Curiosamente, o mesmo puritanismo que After traz em relação ao casal protagonista não se espelha nas subtramas. Se o ambiente da faculdade é ressaltado pelo potencial pecaminoso, ao menos sob a ótica da mãe de Tessa, é nele também que o filme entrega seu lado mais liberal ao abordar a bissexualidade sem julgamento. É neste aspecto que a roteirista Susan McMartin tenta capturar o atual público jovem, ambientando uma trama batida numa realidade facilmente reconhecível, ao mesmo tempo em que combate conservadorismos arraigados. A história de amor entre Tessa e Hardin, "ousada" por si só, tem seus ecos também em quem os rodeia.
É claro que, para que tal proposta funcione, a capacidade do casal escolhido é crucial - e, neste ponto, há uma certa dicotomia. Se Josephine Langford apresenta desenvoltura ao compor uma Tessa que alterna entre momentos tão distintos, da quase clausura emocional à entrega absoluta, Hero Fiennes-Tiffin é de uma nulidade interpretativa impressionante.
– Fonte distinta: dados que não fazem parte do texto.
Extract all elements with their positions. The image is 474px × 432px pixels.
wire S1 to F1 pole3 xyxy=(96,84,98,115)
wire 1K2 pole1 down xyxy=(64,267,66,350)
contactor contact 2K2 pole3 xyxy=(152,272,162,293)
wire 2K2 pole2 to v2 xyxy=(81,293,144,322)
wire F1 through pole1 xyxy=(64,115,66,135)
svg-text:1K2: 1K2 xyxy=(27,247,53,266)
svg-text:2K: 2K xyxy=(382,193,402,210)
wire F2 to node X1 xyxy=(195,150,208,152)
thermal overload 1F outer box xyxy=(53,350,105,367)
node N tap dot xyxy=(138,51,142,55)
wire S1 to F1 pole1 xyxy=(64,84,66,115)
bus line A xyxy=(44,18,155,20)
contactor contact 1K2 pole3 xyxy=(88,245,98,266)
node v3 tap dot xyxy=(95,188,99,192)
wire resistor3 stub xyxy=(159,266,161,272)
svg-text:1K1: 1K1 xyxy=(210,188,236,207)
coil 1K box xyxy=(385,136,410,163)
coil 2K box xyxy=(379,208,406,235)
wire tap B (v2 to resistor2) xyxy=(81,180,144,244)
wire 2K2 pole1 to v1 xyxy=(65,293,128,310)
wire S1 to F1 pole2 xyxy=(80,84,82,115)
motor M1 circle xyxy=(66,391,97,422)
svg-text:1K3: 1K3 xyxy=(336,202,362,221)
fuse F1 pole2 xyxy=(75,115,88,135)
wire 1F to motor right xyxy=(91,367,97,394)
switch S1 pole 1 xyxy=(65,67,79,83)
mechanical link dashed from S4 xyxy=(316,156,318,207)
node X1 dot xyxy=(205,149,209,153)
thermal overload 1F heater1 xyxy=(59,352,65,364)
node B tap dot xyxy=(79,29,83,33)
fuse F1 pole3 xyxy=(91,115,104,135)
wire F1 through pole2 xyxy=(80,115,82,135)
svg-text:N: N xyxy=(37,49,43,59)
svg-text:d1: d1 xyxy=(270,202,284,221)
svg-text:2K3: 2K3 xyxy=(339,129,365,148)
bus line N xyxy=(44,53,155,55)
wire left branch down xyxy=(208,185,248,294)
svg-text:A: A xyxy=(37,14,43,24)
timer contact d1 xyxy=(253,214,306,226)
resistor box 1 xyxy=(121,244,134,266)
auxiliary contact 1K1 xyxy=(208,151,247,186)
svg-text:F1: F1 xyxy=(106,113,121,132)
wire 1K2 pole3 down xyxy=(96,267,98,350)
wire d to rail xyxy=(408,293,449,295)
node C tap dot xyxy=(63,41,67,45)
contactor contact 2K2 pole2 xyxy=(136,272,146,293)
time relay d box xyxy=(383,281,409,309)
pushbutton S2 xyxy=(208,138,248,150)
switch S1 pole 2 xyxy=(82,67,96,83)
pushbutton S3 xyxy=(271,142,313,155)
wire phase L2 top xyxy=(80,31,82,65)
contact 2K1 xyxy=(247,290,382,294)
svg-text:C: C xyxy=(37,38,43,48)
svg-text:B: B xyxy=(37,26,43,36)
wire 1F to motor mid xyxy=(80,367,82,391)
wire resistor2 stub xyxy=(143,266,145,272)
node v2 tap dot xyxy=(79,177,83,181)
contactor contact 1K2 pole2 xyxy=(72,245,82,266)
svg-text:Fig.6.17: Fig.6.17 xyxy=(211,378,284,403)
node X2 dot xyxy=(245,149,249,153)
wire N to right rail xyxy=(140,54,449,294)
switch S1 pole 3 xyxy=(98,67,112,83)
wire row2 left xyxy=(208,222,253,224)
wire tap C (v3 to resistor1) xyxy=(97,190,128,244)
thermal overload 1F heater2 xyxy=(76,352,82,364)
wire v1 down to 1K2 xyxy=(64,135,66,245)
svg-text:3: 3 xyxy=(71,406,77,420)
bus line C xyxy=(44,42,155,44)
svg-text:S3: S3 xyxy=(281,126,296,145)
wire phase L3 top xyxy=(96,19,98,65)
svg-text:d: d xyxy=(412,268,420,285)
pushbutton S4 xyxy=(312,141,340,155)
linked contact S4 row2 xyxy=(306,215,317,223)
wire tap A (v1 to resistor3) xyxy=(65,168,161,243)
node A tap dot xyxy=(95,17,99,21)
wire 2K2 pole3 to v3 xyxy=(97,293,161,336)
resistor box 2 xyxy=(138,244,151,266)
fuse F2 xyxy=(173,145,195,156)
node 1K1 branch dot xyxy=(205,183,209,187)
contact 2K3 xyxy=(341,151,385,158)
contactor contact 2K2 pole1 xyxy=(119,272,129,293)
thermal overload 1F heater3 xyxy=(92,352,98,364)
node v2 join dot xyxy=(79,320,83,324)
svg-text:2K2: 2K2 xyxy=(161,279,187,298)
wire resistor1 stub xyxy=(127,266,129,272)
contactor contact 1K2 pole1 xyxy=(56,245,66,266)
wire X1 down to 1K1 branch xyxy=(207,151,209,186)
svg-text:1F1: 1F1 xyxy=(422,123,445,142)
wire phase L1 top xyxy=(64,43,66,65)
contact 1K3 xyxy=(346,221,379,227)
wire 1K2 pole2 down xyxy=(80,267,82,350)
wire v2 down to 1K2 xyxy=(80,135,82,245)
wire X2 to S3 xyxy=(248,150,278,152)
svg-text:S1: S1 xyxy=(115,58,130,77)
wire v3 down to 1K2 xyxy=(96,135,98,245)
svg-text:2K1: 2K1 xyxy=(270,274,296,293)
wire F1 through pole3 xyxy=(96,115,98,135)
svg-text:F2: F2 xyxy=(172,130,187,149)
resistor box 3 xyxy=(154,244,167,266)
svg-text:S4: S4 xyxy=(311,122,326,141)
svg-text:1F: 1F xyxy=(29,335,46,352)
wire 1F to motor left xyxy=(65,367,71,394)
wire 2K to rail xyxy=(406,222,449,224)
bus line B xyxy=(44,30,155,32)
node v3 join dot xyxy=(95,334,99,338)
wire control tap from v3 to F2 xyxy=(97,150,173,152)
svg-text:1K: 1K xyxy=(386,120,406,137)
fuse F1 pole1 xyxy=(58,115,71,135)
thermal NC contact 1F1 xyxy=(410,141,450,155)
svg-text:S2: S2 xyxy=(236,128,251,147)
Se o casal tem seus bons momentos, muito é graças à direção de Jenny Gage nas sequências mais "picantes".
Absolutamente previsível, After enfrenta o sério problema da ausência de conflito apresentando muitas cenas de pegação entre seus dois atores principais, como se o tesão retratado compensasse a falta de história a ser desenvolvida - diante do material em mãos, a barriga na metade final é inevitável. A trilha sonora suave e repleta de canções pop românticas complementam o cenário, quase sempre solar para ressaltar a descoberta deste grande amor. No fim das contas, é exatamente isso que After propõe: converter para os dias atuais uma história antiga em torno de um amor exacerbado, se possível abrindo espaço para continuações. Exigir dele mais que isso é leviano, ainda mais para um filme que, de forma tão honesta, escancara o que pretende ser.